L’aeroporto di Rimini chiude alle 23: voli dirottati e passeggeri infuriati
L’assistenza al volo dell’aeroporto di Rimini chiude alle 23, i voli vengono dirottati a Bologna e i passeggeri sono infuriati, increduli e sconvolti. Questa la situazione drammatica che sta vivendo il Fellini di Rimini, e sembra che il Ministero stia per intervenire!

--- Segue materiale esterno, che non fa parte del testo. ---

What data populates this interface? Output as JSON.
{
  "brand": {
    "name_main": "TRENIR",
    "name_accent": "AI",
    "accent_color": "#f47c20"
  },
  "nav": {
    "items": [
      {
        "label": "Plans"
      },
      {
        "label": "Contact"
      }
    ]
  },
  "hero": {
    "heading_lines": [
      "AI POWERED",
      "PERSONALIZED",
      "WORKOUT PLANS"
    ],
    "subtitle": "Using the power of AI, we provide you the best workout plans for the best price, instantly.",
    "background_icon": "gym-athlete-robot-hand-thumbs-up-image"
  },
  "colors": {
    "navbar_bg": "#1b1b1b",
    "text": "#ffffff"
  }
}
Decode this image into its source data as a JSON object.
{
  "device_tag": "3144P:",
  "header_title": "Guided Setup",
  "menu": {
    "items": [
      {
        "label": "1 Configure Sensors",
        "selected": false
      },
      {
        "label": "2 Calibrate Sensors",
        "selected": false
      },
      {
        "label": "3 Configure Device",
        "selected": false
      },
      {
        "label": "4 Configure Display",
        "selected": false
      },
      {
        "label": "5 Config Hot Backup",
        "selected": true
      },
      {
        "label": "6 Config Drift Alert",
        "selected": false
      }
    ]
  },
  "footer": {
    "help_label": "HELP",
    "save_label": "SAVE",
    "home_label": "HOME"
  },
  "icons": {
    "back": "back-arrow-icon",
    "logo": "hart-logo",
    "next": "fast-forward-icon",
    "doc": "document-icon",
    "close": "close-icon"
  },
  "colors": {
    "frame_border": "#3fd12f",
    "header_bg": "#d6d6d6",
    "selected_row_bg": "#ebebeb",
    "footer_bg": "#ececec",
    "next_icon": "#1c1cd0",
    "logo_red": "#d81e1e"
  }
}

L’aeroporto Fellini di Rimini si trova da qualche giorno al centro di una bufera a causa dei tanti disservizi e successivi disagi ai passeggeri. Il motivo principale è la mancanza di personale dell’aeroporto, che proprio per questo ha preso la decisione di chiudere i servizi di assistenza al volo alle 23.00. In un aeroporto si tratta di una cosa davvero sconcertante, soprattutto se si considera che i voli in arrivo dopo quell’ora si dirottano a Bologna.
Quello che sta capitando ai turisti che devono arrivare a Rimini sono voli in ritardo o dirottati sulla città di Bologna, con tutti i disagi e il malcontento che seguono. Infatti, una volta atterrati a Bologna, sta ai turisti doversi attrezzare e organizzare per raggiungere in qualche modo la città di Rimini, destinazione originale del loro volo. Questa situazione è chiaramente drammatica, tanto che sembra sia prossimo anche un intervento da parte del Ministero.
L’aeroporto di Rimini chiude alle 23

Negli ultimi giorni la situazione drammatica dell’aeroporto Fellini di Rimini sta facendo parlare l’Italia intera, e purtroppo anche tutti gli altri Paesi del mondo. Almeno, quelli da cui provengono i tantissimi turisti che da qui sono stati dirottati a Bologna e che nel cuore della notte hanno dovuto trovare un modo per raggiungere Rimini. Questa non è certamente una bella pubblicità per il nostro Paese, soprattutto se si pensa che invece l’aeroporto di Roma Fiumicino ha ricevuto per l’ennesima volta il riconoscimento di aeroporto migliore d’Europa.
Ma a cosa sono dovuti tutti questi disagi? La risposta è semplice: non essendo un aeroporto principale, il servizio di assistenza al volo non è sempre attivo, ma chiude alle 23.00. Questi lavoratori sono dipendenti Enav (ministero dei Trasporti), e date le numerosissime critiche ricevute, sembra prossimo proprio un intervento dai piani alti del Ministero. Ad esporsi è infatti il viceministro dei Trasporti Galeazzo Bignami, il quale afferma che è attivo l’interesse a risolvere la situazione, e che l’impegno di tutti è volto a trovare una soluzione in tempi rapidi.
Una situazione drammatica

L’aeroporto Fellini di Rimini non è uno scalo principale in Italia, ma il fatto che i viaggiatori siano pochi non è certo una giustificazione per trattarli come passeggeri di serie B, e questo è ben chiaro all’Amministratore delegato di Airiminum, la società che gestisce l’aeroporto, che chiede una soluzione in tempi brevi. La situazione risulta essere drammatica oltre che per i disagi presenti cui i passeggeri devono sottostare, anche per il futuro dello scalo, che di questo passo rischia di perdere tantissimo in termini di volume d’affari.
In estate i viaggi verso Rimini si intensificano e, sebbene non si tratti di un aeroporto principale, quello di Rimini può rappresentare la soluzione ideale per migliaia di turisti che scelgono la città come meta delle loro vacanze. Un aeroporto perfettamente funzionante e che garantisce i servizi ai suoi clienti può essere molto vantaggioso:
- può far fare bella figura all’Italia a livello internazionale;
- ma può essere anche in grado di dare un’enorme spinta al turismo di questa zona;
- incrementare la qualità degli aeroporti italiani.
Le località della Riviera Romagnola possono beneficiare tantissimo del buon funzionamento di questo scalo, e prima ancora di questo, i passeggeri che hanno deciso di trascorrere le proprie vacanze a Rimini, hanno il pieno diritto di atterrare all’aeroporto per cui hanno pagato il biglietto!